Марина одобрительно кивнула и, закрыв холодильник, подошла к Витьке. Одобряюще улыбнувшись ему, она мягким движением надавила ему на плечи обеими руками и усадила Карытина за стол, расстелив перед ним белоснежную салфетку. Потом поставила в центре стола плетёную корзинку с белым и чёрным хлебом. Рядышком примостила очень красивую серебряную стопку с позолоченным вензелем на боку. На минутку подошла к серванту, и вернулась с ещё одной, но уже золотистой, стопкой. Затем выставила из холодильника вазочку с крепкими солёными грибками, как-будто спрыгнувшими на стол прямо из осеннего леса. Оттуда же достала небольшую салатницу с маринованной капустой, внутри которой горели огоньки клюквы, и пристроила её к грибкам. Ещё одно движение руки – и длинная хрустальная селёдочница с развалом керченской жирной сельди иваси, накрытой белыми кольцами ялтинского лука и припорошенной сверху зелёным лучком и укропом, завершила аппетитный закусочный натюрморт.

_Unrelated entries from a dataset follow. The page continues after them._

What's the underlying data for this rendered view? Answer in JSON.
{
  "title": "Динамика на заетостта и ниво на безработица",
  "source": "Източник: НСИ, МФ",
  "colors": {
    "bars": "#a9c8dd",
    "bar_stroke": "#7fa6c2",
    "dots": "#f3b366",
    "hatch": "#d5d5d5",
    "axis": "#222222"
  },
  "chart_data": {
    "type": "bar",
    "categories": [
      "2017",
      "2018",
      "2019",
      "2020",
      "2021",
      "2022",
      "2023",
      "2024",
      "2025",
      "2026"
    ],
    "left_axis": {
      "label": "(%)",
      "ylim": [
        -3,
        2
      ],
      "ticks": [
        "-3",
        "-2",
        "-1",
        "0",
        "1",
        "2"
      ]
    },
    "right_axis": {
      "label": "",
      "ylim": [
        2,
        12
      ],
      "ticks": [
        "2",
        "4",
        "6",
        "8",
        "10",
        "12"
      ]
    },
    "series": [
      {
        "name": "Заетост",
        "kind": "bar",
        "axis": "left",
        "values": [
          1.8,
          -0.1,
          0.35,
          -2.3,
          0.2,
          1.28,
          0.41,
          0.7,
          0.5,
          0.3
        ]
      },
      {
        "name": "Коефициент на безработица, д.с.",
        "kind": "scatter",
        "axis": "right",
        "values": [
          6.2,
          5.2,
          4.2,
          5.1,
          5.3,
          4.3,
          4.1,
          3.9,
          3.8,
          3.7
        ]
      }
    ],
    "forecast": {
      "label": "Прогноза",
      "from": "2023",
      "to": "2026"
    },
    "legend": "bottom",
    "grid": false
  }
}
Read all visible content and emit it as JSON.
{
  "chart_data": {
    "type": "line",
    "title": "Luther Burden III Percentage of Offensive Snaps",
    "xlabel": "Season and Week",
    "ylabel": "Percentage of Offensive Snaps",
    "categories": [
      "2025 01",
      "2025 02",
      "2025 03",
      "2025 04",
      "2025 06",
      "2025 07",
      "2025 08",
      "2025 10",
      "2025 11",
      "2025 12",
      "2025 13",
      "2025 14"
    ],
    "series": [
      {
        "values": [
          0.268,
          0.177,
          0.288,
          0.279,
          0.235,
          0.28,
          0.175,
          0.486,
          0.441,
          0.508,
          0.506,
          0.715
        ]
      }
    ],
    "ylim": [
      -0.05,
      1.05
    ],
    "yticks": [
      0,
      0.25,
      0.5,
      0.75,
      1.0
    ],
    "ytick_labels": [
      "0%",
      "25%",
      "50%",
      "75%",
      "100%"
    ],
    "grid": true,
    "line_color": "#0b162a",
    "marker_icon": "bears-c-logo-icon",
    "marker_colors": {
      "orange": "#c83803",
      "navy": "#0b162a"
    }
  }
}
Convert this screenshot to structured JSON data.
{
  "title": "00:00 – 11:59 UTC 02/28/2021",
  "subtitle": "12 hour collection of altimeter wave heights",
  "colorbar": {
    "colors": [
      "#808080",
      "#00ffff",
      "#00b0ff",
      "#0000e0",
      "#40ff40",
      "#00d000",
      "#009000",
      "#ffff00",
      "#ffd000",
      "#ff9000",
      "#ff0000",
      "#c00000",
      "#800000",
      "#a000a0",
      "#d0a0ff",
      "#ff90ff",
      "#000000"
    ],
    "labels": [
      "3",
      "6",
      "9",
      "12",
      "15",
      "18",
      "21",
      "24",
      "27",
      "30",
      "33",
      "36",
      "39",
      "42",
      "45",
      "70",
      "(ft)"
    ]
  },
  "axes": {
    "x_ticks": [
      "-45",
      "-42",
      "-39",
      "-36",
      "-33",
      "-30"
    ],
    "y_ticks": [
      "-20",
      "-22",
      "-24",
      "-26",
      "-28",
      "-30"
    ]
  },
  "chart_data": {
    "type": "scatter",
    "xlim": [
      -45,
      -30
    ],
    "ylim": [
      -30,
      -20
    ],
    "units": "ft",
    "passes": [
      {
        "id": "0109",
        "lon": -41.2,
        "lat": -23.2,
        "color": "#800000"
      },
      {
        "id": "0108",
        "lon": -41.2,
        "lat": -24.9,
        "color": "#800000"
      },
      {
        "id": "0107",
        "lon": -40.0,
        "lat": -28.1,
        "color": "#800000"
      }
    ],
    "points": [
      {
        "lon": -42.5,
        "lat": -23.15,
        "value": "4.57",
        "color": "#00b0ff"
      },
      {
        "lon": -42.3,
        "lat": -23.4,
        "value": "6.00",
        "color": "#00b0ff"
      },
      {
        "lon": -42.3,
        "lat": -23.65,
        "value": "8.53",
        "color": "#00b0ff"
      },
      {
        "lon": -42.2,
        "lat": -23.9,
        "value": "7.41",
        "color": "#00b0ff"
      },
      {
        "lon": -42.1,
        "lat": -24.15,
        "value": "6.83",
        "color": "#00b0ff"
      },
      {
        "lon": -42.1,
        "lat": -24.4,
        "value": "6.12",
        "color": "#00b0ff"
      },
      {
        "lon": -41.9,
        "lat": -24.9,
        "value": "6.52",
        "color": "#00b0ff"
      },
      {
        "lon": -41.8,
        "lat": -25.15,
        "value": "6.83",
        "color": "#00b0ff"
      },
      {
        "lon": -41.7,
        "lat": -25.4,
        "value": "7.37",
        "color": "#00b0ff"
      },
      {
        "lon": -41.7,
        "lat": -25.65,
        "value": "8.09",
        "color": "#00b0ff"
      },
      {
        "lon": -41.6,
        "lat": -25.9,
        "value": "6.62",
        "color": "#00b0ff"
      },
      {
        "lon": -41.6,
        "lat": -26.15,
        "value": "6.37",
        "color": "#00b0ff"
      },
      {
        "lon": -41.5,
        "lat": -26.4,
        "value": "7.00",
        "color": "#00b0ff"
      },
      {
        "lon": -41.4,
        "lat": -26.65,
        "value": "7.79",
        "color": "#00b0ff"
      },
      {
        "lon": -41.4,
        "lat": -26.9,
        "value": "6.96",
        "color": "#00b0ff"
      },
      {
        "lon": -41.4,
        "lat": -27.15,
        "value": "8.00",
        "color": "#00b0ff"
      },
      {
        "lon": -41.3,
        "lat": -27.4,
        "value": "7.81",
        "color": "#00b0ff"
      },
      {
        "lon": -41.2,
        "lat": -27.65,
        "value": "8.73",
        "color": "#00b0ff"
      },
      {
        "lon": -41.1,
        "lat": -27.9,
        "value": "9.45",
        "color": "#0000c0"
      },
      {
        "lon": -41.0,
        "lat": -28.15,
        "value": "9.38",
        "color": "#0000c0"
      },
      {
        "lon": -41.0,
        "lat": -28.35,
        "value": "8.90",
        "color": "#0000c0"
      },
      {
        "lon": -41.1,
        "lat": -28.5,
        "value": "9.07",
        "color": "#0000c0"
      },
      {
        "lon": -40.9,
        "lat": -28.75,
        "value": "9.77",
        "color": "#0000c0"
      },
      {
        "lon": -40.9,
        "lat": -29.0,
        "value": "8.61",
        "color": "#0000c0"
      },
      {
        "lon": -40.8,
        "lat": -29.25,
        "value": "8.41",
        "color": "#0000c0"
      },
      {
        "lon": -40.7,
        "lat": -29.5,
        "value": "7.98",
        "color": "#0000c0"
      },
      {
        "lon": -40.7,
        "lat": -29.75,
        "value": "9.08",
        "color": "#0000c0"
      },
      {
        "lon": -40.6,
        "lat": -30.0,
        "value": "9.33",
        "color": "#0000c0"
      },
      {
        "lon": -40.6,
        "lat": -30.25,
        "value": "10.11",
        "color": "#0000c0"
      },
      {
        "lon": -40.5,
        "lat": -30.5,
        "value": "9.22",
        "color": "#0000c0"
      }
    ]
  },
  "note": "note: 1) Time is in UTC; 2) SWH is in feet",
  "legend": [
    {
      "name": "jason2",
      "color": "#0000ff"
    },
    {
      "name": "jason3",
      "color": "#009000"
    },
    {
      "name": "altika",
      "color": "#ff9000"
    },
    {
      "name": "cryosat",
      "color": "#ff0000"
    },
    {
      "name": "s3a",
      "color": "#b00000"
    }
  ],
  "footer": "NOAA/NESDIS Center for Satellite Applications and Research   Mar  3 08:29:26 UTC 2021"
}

Виктор, глотая слюну, таращился на всё это великолепие, совершенно забыв, что он два часа назад довольно плотно поужинал.
– А сейчас я накормлю тебя своим самым любимым блюдом, – незаметно перейдя на «ты», вкрадчивым тёплым голосом проговорила загадочная хозяйка. – Думаю, тебе понравится…
Она надела полотняные перчатки, открыла дверцу духовки и достала из её недр горячий протвинь. Он был заставлен ровными половинками подрумяненного чищеного картофеля. В каждую половинку была воткнута деревянная зубочистка, и на ней, на манер паруса, располагался обжаренный кусочек сала с мясной прожилкой. Именно он, обжарившись, и покрыл картошку хрустящей золотистой корочкой. В самом центре расположился красавец-карп, фаршированный дольками яблок и грибами, распространяя запах, от которого закружилась голова даже у совсем неголодного Виктора. Необычная картина диковинного блюда в целом напоминала собой небольшой сказочный флот, наскочивший вдруг в волшебных морях на чудо-рыбо.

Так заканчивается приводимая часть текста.